Ultimately, though the decision to vote in our out is less to do with profits and losses (as the number of variables are too high) and more to do with personal values, ideals and notions of identity.
From Ken Robinson CBE FTS (pre-referendum 29/4/16)
The formal campaign has started, but we wait in vain for any clarity from Government about what significant policy changes it would make, if Brexit becomes a reality. There has been a lot of conjecture, but little fact. Most statements about the difference being in or out of EU would make for Britain are made on baseless predictions of possible change. For most industrial sectors, there is an expectation that being freed from EU regulations and taxes could benefit industry. Yet in tourism, the negative policies acting on UK tourism are imposed by the UK Government: punitive APD, high rate VAT on tourism products and a non-Schengen visa regime. If that is what the Government choose to do when we are in, why would they do less if we come out? Some industries worry about the potential reductions of the freedom of labour movement, and the ability to find applicants for the more mundane roles in hospitality and other service businesses. It seems that after Brexit the UK would have to accept the free movement of labour in order to be granted workable trade arrangements with EU markets. Some EU regulations have greatly benefited tourism, such as the liberalisation of air travel, and the resultant growth of budget airlines - but none of the airlines that operate from and to the UK and other EU destinations expect to change anything if Brexit occurs.

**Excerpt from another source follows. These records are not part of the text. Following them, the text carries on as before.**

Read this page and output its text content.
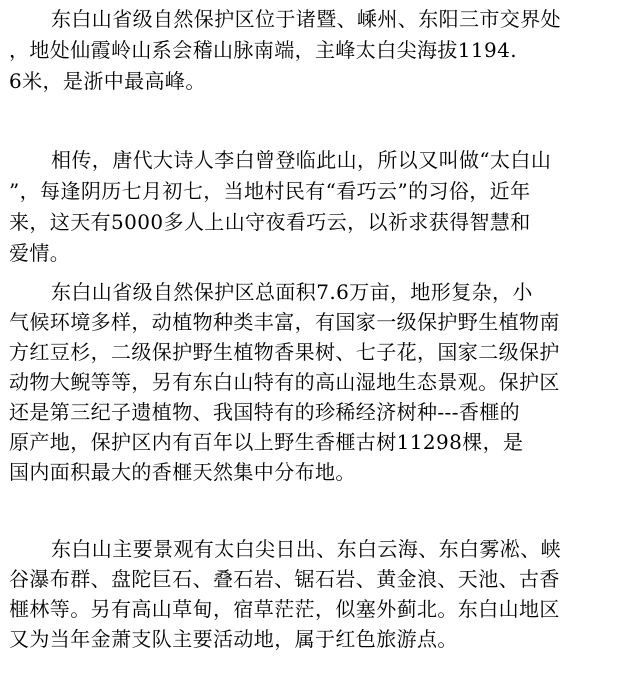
东白山省级自然保护区位于诸暨、嵊州、东阳三市交界处
，地处仙霞岭山系会稽山脉南端，主峰太白尖海拔1194.
6米，是浙中最高峰。
相传，唐代大诗人李白曾登临此山，所以又叫做“太白山
”，每逢阴历七月初七，当地村民有“看巧云”的习俗，近年
来，这天有5000多人上山守夜看巧云，以祈求获得智慧和
爱情。
东白山省级自然保护区总面积7.6万亩，地形复杂，小
气候环境多样，动植物种类丰富，有国家一级保护野生植物南
方红豆杉，二级保护野生植物香果树、七子花，国家二级保护
动物大鲵等等，另有东白山特有的高山湿地生态景观。保护区
还是第三纪子遗植物、我国特有的珍稀经济树种---香榧的
原产地，保护区内有百年以上野生香榧古树11298棵，是
国内面积最大的香榧天然集中分布地。
东白山主要景观有太白尖日出、东白云海、东白雾凇、峡
谷瀑布群、盘陀巨石、叠石岩、锯石岩、黄金浪、天池、古香
榧林等。另有高山草甸，宿草茫茫，似塞外蓟北。东白山地区
又为当年金萧支队主要活动地，属于红色旅游点。
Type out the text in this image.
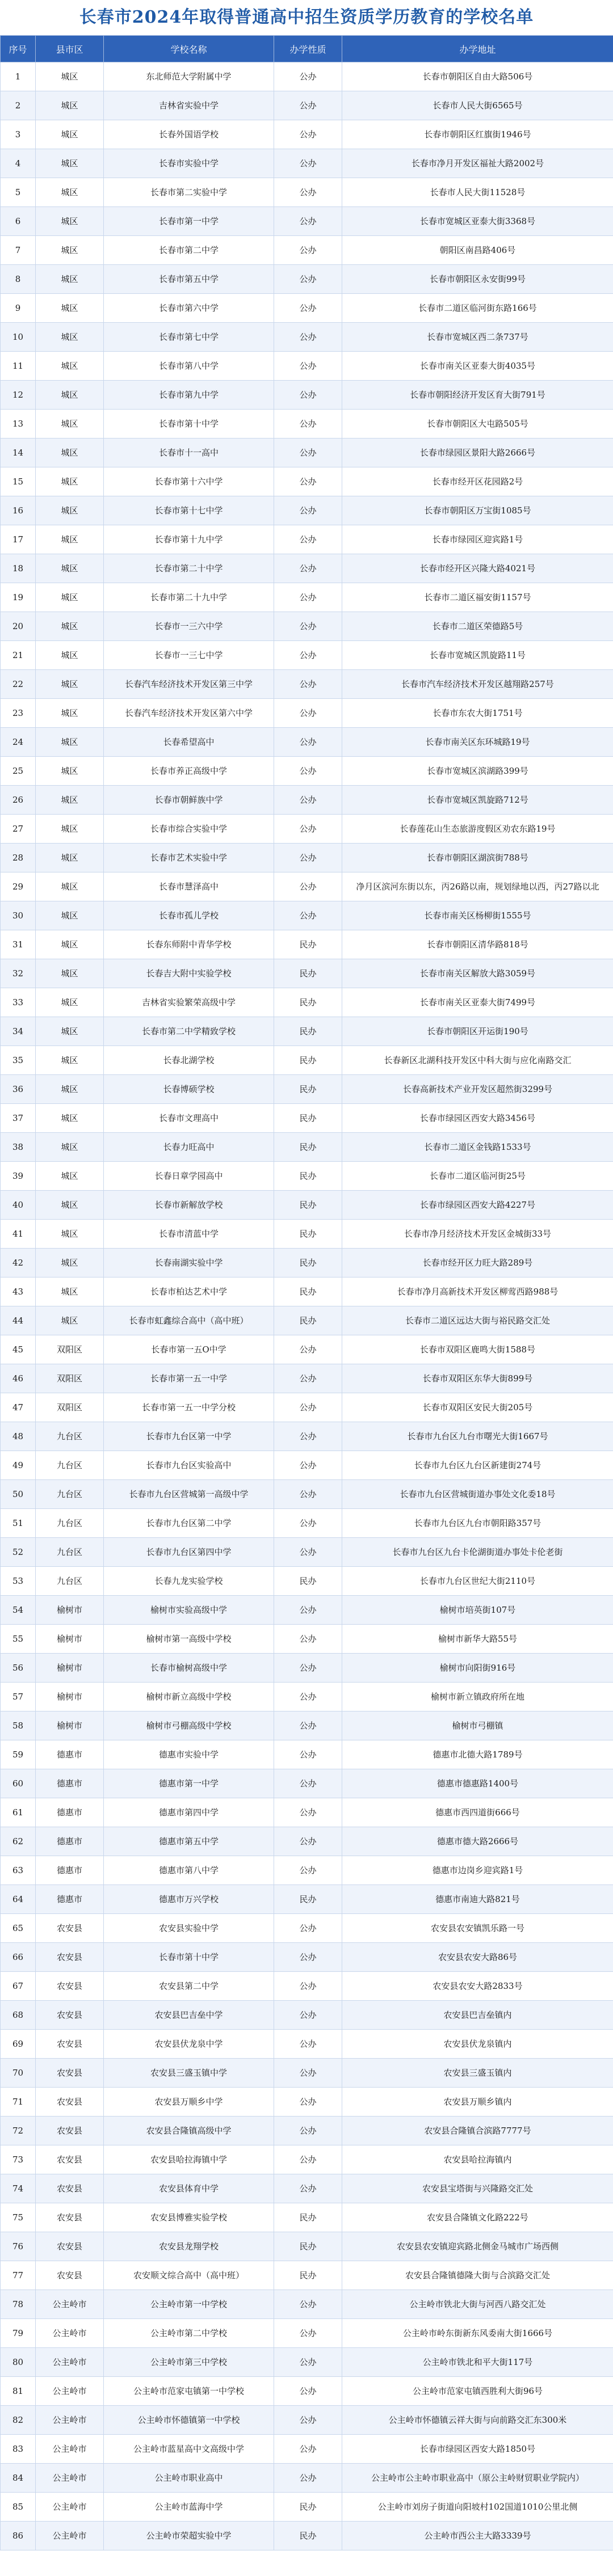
长春市2024年取得普通高中招生资质学历教育的学校名单
序号	县市区	学校名称	办学性质	办学地址
1	城区	东北师范大学附属中学	公办	长春市朝阳区自由大路506号
2	城区	吉林省实验中学	公办	长春市人民大街6565号
3	城区	长春外国语学校	公办	长春市朝阳区红旗街1946号
4	城区	长春市实验中学	公办	长春市净月开发区福祉大路2002号
5	城区	长春市第二实验中学	公办	长春市人民大街11528号
6	城区	长春市第一中学	公办	长春市宽城区亚泰大街3368号
7	城区	长春市第二中学	公办	朝阳区南昌路406号
8	城区	长春市第五中学	公办	长春市朝阳区永安街99号
9	城区	长春市第六中学	公办	长春市二道区临河街东路166号
10	城区	长春市第七中学	公办	长春市宽城区西二条737号
11	城区	长春市第八中学	公办	长春市南关区亚泰大街4035号
12	城区	长春市第九中学	公办	长春市朝阳经济开发区育大街791号
13	城区	长春市第十中学	公办	长春市朝阳区大屯路505号
14	城区	长春市十一高中	公办	长春市绿园区景阳大路2666号
15	城区	长春市第十六中学	公办	长春市经开区花园路2号
16	城区	长春市第十七中学	公办	长春市朝阳区万宝街1085号
17	城区	长春市第十九中学	公办	长春市绿园区迎宾路1号
18	城区	长春市第二十中学	公办	长春市经开区兴隆大路4021号
19	城区	长春市第二十九中学	公办	长春市二道区福安街1157号
20	城区	长春市一三六中学	公办	长春市二道区荣德路5号
21	城区	长春市一三七中学	公办	长春市宽城区凯旋路11号
22	城区	长春汽车经济技术开发区第三中学	公办	长春市汽车经济技术开发区越翔路257号
23	城区	长春汽车经济技术开发区第六中学	公办	长春市东农大街1751号
24	城区	长春希望高中	公办	长春市南关区东环城路19号
25	城区	长春市养正高级中学	公办	长春市宽城区滨湖路399号
26	城区	长春市朝鲜族中学	公办	长春市宽城区凯旋路712号
27	城区	长春市综合实验中学	公办	长春莲花山生态旅游度假区劝农东路19号
28	城区	长春市艺术实验中学	公办	长春市朝阳区湖滨街788号
29	城区	长春市慧泽高中	公办	净月区滨河东街以东，丙26路以南，规划绿地以西，丙27路以北
30	城区	长春市孤儿学校	公办	长春市南关区杨柳街1555号
31	城区	长春东师附中青华学校	民办	长春市朝阳区清华路818号
32	城区	长春吉大附中实验学校	民办	长春市南关区解放大路3059号
33	城区	吉林省实验繁荣高级中学	民办	长春市南关区亚泰大街7499号
34	城区	长春市第二中学精致学校	民办	长春市朝阳区开运街190号
35	城区	长春北湖学校	民办	长春新区北湖科技开发区中科大街与应化南路交汇
36	城区	长春博硕学校	民办	长春高新技术产业开发区超然街3299号
37	城区	长春市文理高中	民办	长春市绿园区西安大路3456号
38	城区	长春力旺高中	民办	长春市二道区金钱路1533号
39	城区	长春日章学园高中	民办	长春市二道区临河街25号
40	城区	长春市新解放学校	民办	长春市绿园区西安大路4227号
41	城区	长春市清蓝中学	民办	长春市净月经济技术开发区金城街33号
42	城区	长春南湖实验中学	民办	长春市经开区力旺大路289号
43	城区	长春市柏达艺术中学	民办	长春市净月高新技术开发区柳莺西路988号
44	城区	长春市虹鑫综合高中（高中班）	民办	长春市二道区远达大街与裕民路交汇处
45	双阳区	长春市第一五O中学	公办	长春市双阳区鹿鸣大街1588号
46	双阳区	长春市第一五一中学	公办	长春市双阳区东华大街899号
47	双阳区	长春市第一五一中学分校	公办	长春市双阳区安民大街205号
48	九台区	长春市九台区第一中学	公办	长春市九台区九台市曙光大街1667号
49	九台区	长春市九台区实验高中	公办	长春市九台区九台区新建街274号
50	九台区	长春市九台区营城第一高级中学	公办	长春市九台区营城街道办事处文化委18号
51	九台区	长春市九台区第二中学	公办	长春市九台区九台市朝阳路357号
52	九台区	长春市九台区第四中学	公办	长春市九台区九台卡伦湖街道办事处卡伦老街
53	九台区	长春九龙实验学校	民办	长春市九台区世纪大街2110号
54	榆树市	榆树市实验高级中学	公办	榆树市培英街107号
55	榆树市	榆树市第一高级中学校	公办	榆树市新华大路55号
56	榆树市	长春市榆树高级中学	公办	榆树市向阳街916号
57	榆树市	榆树市新立高级中学校	公办	榆树市新立镇政府所在地
58	榆树市	榆树市弓棚高级中学校	公办	榆树市弓棚镇
59	德惠市	德惠市实验中学	公办	德惠市北德大路1789号
60	德惠市	德惠市第一中学	公办	德惠市德惠路1400号
61	德惠市	德惠市第四中学	公办	德惠市西四道街666号
62	德惠市	德惠市第五中学	公办	德惠市德大路2666号
63	德惠市	德惠市第八中学	公办	德惠市边岗乡迎宾路1号
64	德惠市	德惠市万兴学校	民办	德惠市南迪大路821号
65	农安县	农安县实验中学	公办	农安县农安镇凯乐路一号
66	农安县	长春市第十中学	公办	农安县农安大路86号
67	农安县	农安县第二中学	公办	农安县农安大路2833号
68	农安县	农安县巴吉垒中学	公办	农安县巴吉垒镇内
69	农安县	农安县伏龙泉中学	公办	农安县伏龙泉镇内
70	农安县	农安县三盛玉镇中学	公办	农安县三盛玉镇内
71	农安县	农安县万顺乡中学	公办	农安县万顺乡镇内
72	农安县	农安县合隆镇高级中学	公办	农安县合隆镇合滨路7777号
73	农安县	农安县哈拉海镇中学	公办	农安县哈拉海镇内
74	农安县	农安县体育中学	公办	农安县宝塔街与兴隆路交汇处
75	农安县	农安县博雅实验学校	民办	农安县合隆镇文化路222号
76	农安县	农安县龙翔学校	民办	农安县农安镇迎宾路北侧金马城市广场西侧
77	农安县	农安顺文综合高中（高中班）	民办	农安县合隆镇德隆大街与合滨路交汇处
78	公主岭市	公主岭市第一中学校	公办	公主岭市铁北大街与河西八路交汇处
79	公主岭市	公主岭市第二中学校	公办	公主岭市岭东街新东风委南大街1666号
80	公主岭市	公主岭市第三中学校	公办	公主岭市铁北和平大街117号
81	公主岭市	公主岭市范家屯镇第一中学校	公办	公主岭市范家屯镇西胜利大街96号
82	公主岭市	公主岭市怀德镇第一中学校	公办	公主岭市怀德镇云祥大街与向前路交汇东300米
83	公主岭市	公主岭市蓝星高中文高级中学	公办	长春市绿园区西安大路1850号
84	公主岭市	公主岭市职业高中	公办	公主岭市公主岭市职业高中（原公主岭财贸职业学院内）
85	公主岭市	公主岭市蓝海中学	民办	公主岭市刘房子街道向阳坡村102国道1010公里北侧
86	公主岭市	公主岭市荣超实验中学	民办	公主岭市西公主大路3339号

So the key concerns appear to be two: the loss of grant aid from EU programmes which have benefited Tourism over the year: such as ERDF, Leader, Interreg etc and participation in EU wide schemes such as Erasmus. The UK has received limited benefit from most such schemes compared with others, such as Ireland, which have been voracious applicants. However, post-Brexit the UK would no longer contribute billions annually to the EU coffers, so those funds would be available for UK economic, cultural and social purposes. In the realms of conjecture, surely a post-Brexit UK Government would not want our businesses to be worse off than if EU funding eligibility remained, and maybe stimulus funding would be more intelligently applied? But judging by recent DCMS policy and funding changes, even when free from EU considerations, logical outcomes are neither guaranteed, nor even likely. So what do we know for sure about tourism consequences in a post-Brexit world?...very little.